The androgen receptor (AR) gene exon 1 CAG repeat length has been proposed to be a determinant of between-individual variations in androgen action in target tissues, which might regulate phenotypic differences of human ageing. However, findings on its phenotypic effects are inconclusive.

Objective

To assess whether the AR CAG repeat length is associated with longitudinal changes in endpoints that are influenced by testosterone (T) levels in middle-aged and elderly European men.

Design

Multinational European observational prospective cohort study.

Participants

A total of 1887 men (mean ± s.d. age: 63 ± 11 years; median follow up: 4.3 years) from centres of eight European countries comprised the analysis sample after exclusion of those with diagnosed diseases of the hypothalamic–pituitary–testicular (HPT) axis.

Main outcome measures

Longitudinal associations between the AR CAG repeat and changes in androgen-sensitive endpoints (ASEs) and medical conditions were assessed using regression analysis adjusting for age and centre. The AR CAG repeat length was treated as both a continuous and a categorical (6–20; 21–23; 24–39 repeats) predictor.

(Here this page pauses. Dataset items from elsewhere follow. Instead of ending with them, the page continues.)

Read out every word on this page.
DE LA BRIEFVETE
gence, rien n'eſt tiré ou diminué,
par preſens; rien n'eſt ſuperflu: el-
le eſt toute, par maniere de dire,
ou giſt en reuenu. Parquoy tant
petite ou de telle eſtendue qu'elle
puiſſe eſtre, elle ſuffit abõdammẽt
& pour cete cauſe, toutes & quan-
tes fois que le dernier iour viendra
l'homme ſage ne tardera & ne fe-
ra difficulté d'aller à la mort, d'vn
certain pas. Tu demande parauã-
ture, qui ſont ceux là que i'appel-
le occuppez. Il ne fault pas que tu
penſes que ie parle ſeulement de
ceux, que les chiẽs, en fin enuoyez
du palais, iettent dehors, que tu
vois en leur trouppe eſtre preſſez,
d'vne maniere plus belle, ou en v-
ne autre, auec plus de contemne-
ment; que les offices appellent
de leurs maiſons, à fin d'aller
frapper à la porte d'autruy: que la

Additional analysis investigated whether results were independent of baseline T or oestradiol (E2) levels.

Results

The AR CAG repeat, when used as a continuous or a categorical predictor, was not associated with longitudinal changes in ASEs or medical conditions after adjustments. These results were independent of T and E2 levels.

Conclusion

Within a 4-year time frame, variations in the AR CAG repeat do not contribute to the rate of phenotypic ageing, over and above, which might be associated with the age-related decline in T levels.